Waste management has always been a major environmental concern, especially for e-waste, which can contain potentially hazardous components such as heavy metals, toxins and even radioactive material. While e-waste is the main source of toxic municipal waste, part of the discarded e-waste is still marketable for reuse or recycle through material recovery. Yet, most developed countries choose to export their e-waste to their developing counterparts. (Chea, 2007) While Japan pushes for recycling by imposing responsibilities on manufactures and consumers through legislation, a fifth of electronic waste is still being exported overseas and more than a quarter is still sent to landfills. (Kojima, 2008) According to OECD statistics, Japan does not score very well among the OECD countries with a recycling rate of 19%, and ranks 27 out of the 34 OECD countries. (OECD, 2013)

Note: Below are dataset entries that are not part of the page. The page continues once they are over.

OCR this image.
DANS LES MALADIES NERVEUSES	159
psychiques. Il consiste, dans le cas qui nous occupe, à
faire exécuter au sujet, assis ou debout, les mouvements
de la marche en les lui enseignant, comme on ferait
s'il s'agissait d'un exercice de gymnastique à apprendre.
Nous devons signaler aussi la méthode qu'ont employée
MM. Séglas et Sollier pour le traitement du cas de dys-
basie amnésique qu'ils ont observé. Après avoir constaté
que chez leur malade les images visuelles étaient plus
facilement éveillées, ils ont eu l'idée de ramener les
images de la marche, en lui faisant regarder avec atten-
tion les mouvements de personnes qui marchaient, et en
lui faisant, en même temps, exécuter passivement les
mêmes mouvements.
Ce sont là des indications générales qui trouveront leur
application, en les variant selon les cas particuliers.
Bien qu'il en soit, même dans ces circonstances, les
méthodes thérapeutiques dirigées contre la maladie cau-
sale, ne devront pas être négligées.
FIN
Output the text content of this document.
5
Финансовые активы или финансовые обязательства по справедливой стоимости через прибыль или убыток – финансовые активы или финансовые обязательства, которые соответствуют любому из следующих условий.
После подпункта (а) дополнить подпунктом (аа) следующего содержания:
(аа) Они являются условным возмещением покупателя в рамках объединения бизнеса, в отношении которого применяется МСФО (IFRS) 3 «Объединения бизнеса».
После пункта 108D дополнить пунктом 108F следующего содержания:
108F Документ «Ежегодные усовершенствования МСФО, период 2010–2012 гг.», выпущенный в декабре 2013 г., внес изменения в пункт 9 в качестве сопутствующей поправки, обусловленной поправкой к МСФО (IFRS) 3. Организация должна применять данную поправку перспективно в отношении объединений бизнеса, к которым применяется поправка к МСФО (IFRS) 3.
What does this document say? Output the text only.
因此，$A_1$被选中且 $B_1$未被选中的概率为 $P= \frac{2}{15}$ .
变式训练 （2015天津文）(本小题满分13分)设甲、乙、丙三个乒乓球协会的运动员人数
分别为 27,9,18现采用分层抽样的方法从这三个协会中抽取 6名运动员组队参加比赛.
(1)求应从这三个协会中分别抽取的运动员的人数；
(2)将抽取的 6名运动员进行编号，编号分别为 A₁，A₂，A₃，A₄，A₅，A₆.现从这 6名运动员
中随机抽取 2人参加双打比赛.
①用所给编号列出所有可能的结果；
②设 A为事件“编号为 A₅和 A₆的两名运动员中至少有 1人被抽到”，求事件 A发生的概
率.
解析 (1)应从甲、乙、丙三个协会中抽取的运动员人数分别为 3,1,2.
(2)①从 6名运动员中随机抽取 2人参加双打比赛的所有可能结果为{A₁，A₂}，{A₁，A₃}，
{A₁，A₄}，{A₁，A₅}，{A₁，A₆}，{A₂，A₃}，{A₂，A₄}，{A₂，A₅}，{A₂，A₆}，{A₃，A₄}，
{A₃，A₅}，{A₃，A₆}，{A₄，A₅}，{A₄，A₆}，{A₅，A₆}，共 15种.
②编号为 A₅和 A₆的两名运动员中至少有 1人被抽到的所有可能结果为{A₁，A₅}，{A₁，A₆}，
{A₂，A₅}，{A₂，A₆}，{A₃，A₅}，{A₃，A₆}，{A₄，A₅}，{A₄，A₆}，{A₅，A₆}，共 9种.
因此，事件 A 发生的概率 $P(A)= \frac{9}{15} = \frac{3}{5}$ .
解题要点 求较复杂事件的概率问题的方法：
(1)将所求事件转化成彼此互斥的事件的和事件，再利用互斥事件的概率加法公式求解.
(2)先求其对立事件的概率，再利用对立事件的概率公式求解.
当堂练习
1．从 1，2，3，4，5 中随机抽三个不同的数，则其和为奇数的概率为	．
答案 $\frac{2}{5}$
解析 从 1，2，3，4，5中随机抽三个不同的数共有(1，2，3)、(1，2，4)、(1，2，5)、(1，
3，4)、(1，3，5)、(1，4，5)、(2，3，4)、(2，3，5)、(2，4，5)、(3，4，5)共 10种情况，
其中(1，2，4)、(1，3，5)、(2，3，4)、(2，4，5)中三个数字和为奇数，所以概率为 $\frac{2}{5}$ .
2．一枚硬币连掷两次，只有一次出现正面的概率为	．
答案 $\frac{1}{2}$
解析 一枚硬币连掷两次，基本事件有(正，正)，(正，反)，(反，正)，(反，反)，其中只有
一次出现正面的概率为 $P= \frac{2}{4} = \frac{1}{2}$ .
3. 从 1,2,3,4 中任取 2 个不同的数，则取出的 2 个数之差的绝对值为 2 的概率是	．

While the article seems to promote waste separation as a novel method in sorting e-waste, Japan has already been treating e-waste differently from other materials.since the 1970s. Trained workers were hired to disassemble and gather recyclable materials, however, the program was of little success as these specialised workers were too expensive to employ, and most e-waste were discarded in a landfill along with other waste. (Kojima, 2008) The technology described in the article is also limited to a single plant, while e-waste distributed to other plants in Japan may still be ‘crushed by machines ’. However, with greater reliance on technology, we can expect less emphasis on manual labour, and this lowered operational cost may encourage other plants to adopt similar technology.
Recycling in Japan is not just a result of environmental consciousness; the effort behind recycling is often propelled by profits. Research behind the technology in recycling is backed by economic motivations, the revenue it is expected to bring from exporting such technology overseas is expected to reach 1 trillion yen by 2020. Similarly, during Tokugawa period, recycling of waste was also motivated by profits. Night soil had marketable value as fertilisers, providing an incentive for the recycling and utilisation of human waste. Rather being a hundred percent based on an active effort for environmental preservation, more often, recycling in Japan depends on the cost and profits behind the process.
Chea, Terence (18 November 2007). “America Ships Electronic Waste Overseas”. Associated Press.
Michikazu Kojima, ed. (2008). “A Comparative Study of E-waste Recycling Systems in Japan, South Korea and Taiwan from the EPR Perspective: Implications for Developing Countries”. Promoting 3Rs in developing countries – Lessons from the Japanese experience (PDF). IDE Sop Survey 30. Japan: Institute of Developing Economies, JETRO. ISBN 978-4-258-58030-9.